舞台はハワイ、オアフ島。今年も開催されるアマチュアサイクリングイベント「ホノルルセンチュリーライド」の魅力を、株式会社フィボナッチ江連亮・代表取締役が語る。
――「ホノルルセンチュリーライド」には2年連続で参加されたそうですね。
取引先の仲の良い先輩から「ロードバイクやったりしますか? 好きでなくてもロードバイクで60キロやったるわ! って気持ちあります?」と誘われたのがきっかけです。「それは、やったりますよ! ロードバイクしたことないけど」って勢いで言ったものの……。

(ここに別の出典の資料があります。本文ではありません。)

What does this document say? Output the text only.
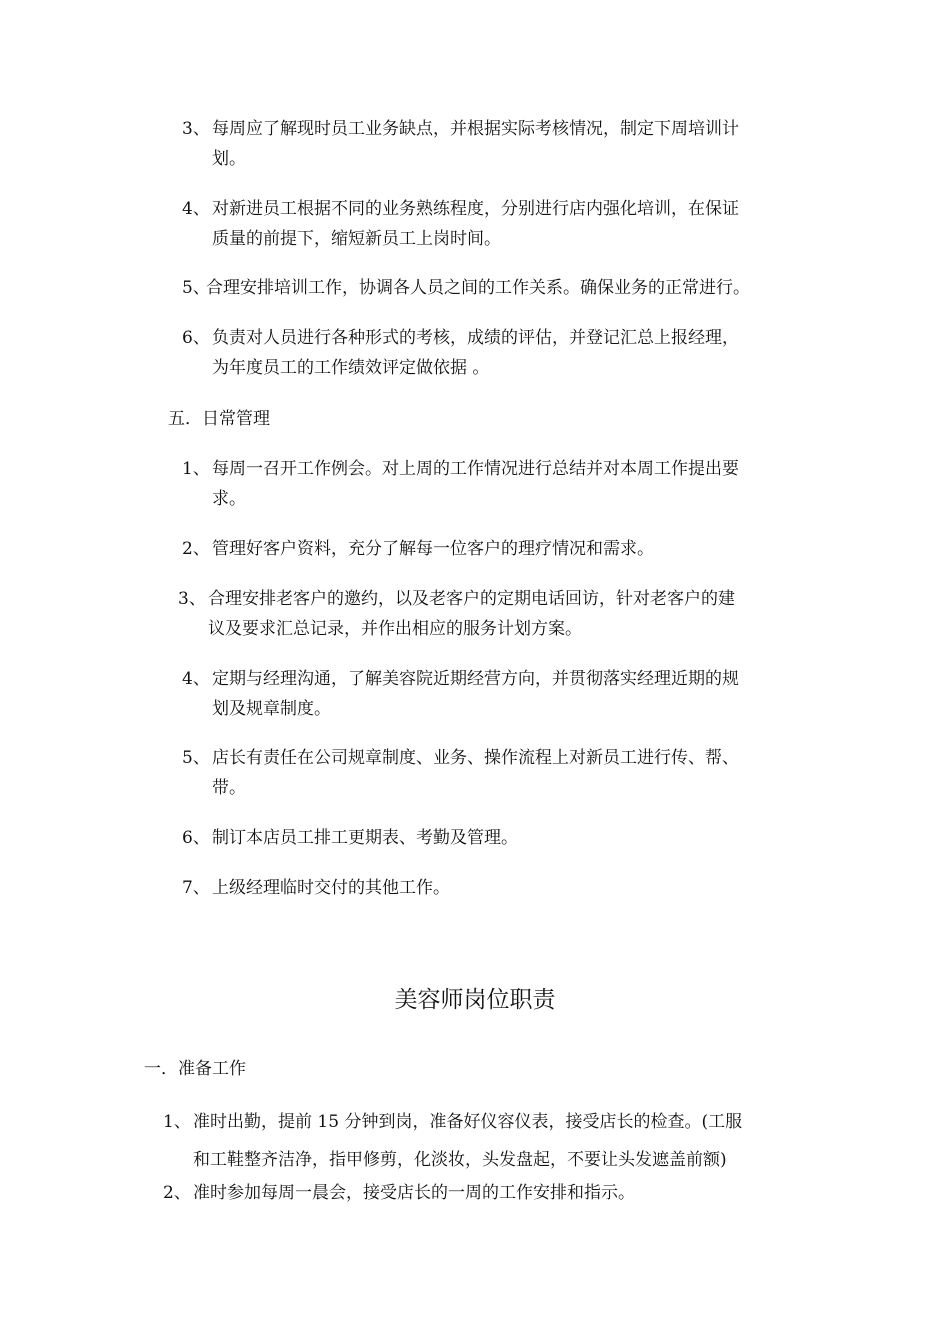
3、 每周应了解现时员工业务缺点，并根据实际考核情况，制定下周培训计
划。
4、 对新进员工根据不同的业务熟练程度，分别进行店内强化培训，在保证
质量的前提下，缩短新员工上岗时间。
5、合理安排培训工作，协调各人员之间的工作关系。确保业务的正常进行。
6、 负责对人员进行各种形式的考核，成绩的评估，并登记汇总上报经理，
为年度员工的工作绩效评定做依据 。
五．日常管理
1、 每周一召开工作例会。对上周的工作情况进行总结并对本周工作提出要
求。
2、 管理好客户资料，充分了解每一位客户的理疗情况和需求。
3、 合理安排老客户的邀约，以及老客户的定期电话回访，针对老客户的建
议及要求汇总记录，并作出相应的服务计划方案。
4、 定期与经理沟通，了解美容院近期经营方向，并贯彻落实经理近期的规
划及规章制度。
5、 店长有责任在公司规章制度、业务、操作流程上对新员工进行传、帮、
带。
6、 制订本店员工排工更期表、考勤及管理。
7、 上级经理临时交付的其他工作。
美容师岗位职责
一．准备工作
1、 准时出勤，提前 15 分钟到岗，准备好仪容仪表，接受店长的检查。(工服
和工鞋整齐洁净，指甲修剪，化淡妆，头发盘起，不要让头发遮盖前额)
2、 准时参加每周一晨会，接受店长的一周的工作安排和指示。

――初回参加の際には50マイル(約80キロ)走ったんですよね。
初めてというのもありますが、まあキツかったですよね。坂道は想像以上にあるし、誘った先輩も初心者で、一緒に参加したメンバーの数人は靴の準備さえまともにしてなかったんです。ロードバイクって、ペダルに固定するビンディングがついた靴じゃないと大変なんですよ。それなのに、私はゴルフシューズという無防備さ。そのせいで、半分の折り返し、40キロ走ったところで足が攣っちゃって。
大の大人が足を攣らせて感動のゴールって、なかなかできない体験でしたよ。ビールで乾杯して、一気に仲が良くなりました。チームを組んだロードバイクは、連帯感が気持ちよかったですね。帰国後も仕事の話が気軽にできるいい縁が続いています。

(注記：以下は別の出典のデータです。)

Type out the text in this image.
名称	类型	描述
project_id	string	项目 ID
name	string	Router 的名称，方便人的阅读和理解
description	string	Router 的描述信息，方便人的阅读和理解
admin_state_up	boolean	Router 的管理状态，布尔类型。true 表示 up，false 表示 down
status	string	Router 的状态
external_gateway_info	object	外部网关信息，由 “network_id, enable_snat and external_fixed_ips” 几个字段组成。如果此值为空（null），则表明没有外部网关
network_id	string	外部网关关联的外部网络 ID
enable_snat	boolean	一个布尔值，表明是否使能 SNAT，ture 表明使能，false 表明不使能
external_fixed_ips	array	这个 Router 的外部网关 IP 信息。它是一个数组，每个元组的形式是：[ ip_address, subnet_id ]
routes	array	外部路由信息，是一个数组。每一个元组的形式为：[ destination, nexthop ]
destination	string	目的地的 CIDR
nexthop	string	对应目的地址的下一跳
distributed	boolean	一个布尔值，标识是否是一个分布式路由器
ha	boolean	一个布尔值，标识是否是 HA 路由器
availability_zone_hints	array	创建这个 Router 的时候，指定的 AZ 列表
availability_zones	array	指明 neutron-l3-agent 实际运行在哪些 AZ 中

――2年連続して参加しているそうですが、それだけの魅力はどこにあったんですか?
私の場合は、一緒に参加した経営者との交流ができること。そして何と言っても「ハワイ」というパワーワードですね。ハワイなら、ツラそうな運動でも、きっと楽しめるって思えた。実際、大変だけど楽しいんです。
年齢は30代後半になりましたが、この歳になって体力的に自分を追い込む体験をすることは、かなり貴重だと思います。自分自身の限界を超えての「頑張り」が空気もいい、気候もいい、気持ちいい場所で体感できるのは本当に得難い経験だなと。

そうですね、経営者というのは様々なタイプがいるのでしょうが、「負けず嫌いな人」はけっこう多いような気がします。自分もそうですが、だから目標を高く、さらに高く設定して自分を高めることに貪欲なのかもしれません。昨年、2回目の参加をした際には、倍の距離、100マイルに挑戦しましたし。
――160キロくらい走ったんですか。
はい、現地を朝の6時22分にスタートして、ゴールしたのが夕方の4時過ぎ。10時間走行。足が攣った1回目の教訓をもとに、きちんと準備もしたんです。元競輪選手のトレーナーに弟子入りし、走り方を教わって、どうすれば太ももの筋肉に負担をかけすぎずに長距離を走行できるか、研究をして。自分でも、どうしてそこまで? って思うんですが、これはやはり、もう一度あの海岸線を走りたい、ハワイの風を受けて、感動的な風景を目の当たりにしたいって強く思ったからです。
「ホノルルセンチュリーライド」の魅力の一つは、何と言ってもあの大自然を自分のものにできることです。長い登り坂を超えた後に目に飛び込んでくるマカプウビーチ(ワイマナロ湾)の光景。あれは映画のワンシーンのように綺麗で、忘れられないです。後半の風景はしんどくてほぼ覚えてないんですが。

海を渡り、ハワイという不思議なパワーを感じられる異国の大自然の中で、仲間たちと達成感を共有できる体験は他では得られない「ウェルビーイング体験」だと思います。付け加えると、チームで走れば、マラソンのような「孤独との闘い」はないんです。それを体験して、自分の経験にできることは大きいと思います。
ロードの100マイルじゃないですが、経営も長期戦。心も身体もウェルビーイングな状態でいることはコツコツ経営を継続していくのに大事なことだと思います。
それから、経営者というのは孤独な場面もあるもので、毎日さまざまな出来事に一人で悩むことも多いはず。だからこそ、毎日がウェルビーイングな状態であることが必要で、心と体が整っていることで、正しい判断ができる状態にもつながりますし、第一、他者のことが深く考えられるように余裕ができますよね。
――「ホノルルセンチュリーライド」で経営者としての状態も整えていると。
はい。今年は海外出張が重なってしまって残念ながら参加できないのですが、次回はきっと。ハワイの風が今から待ち遠しいです。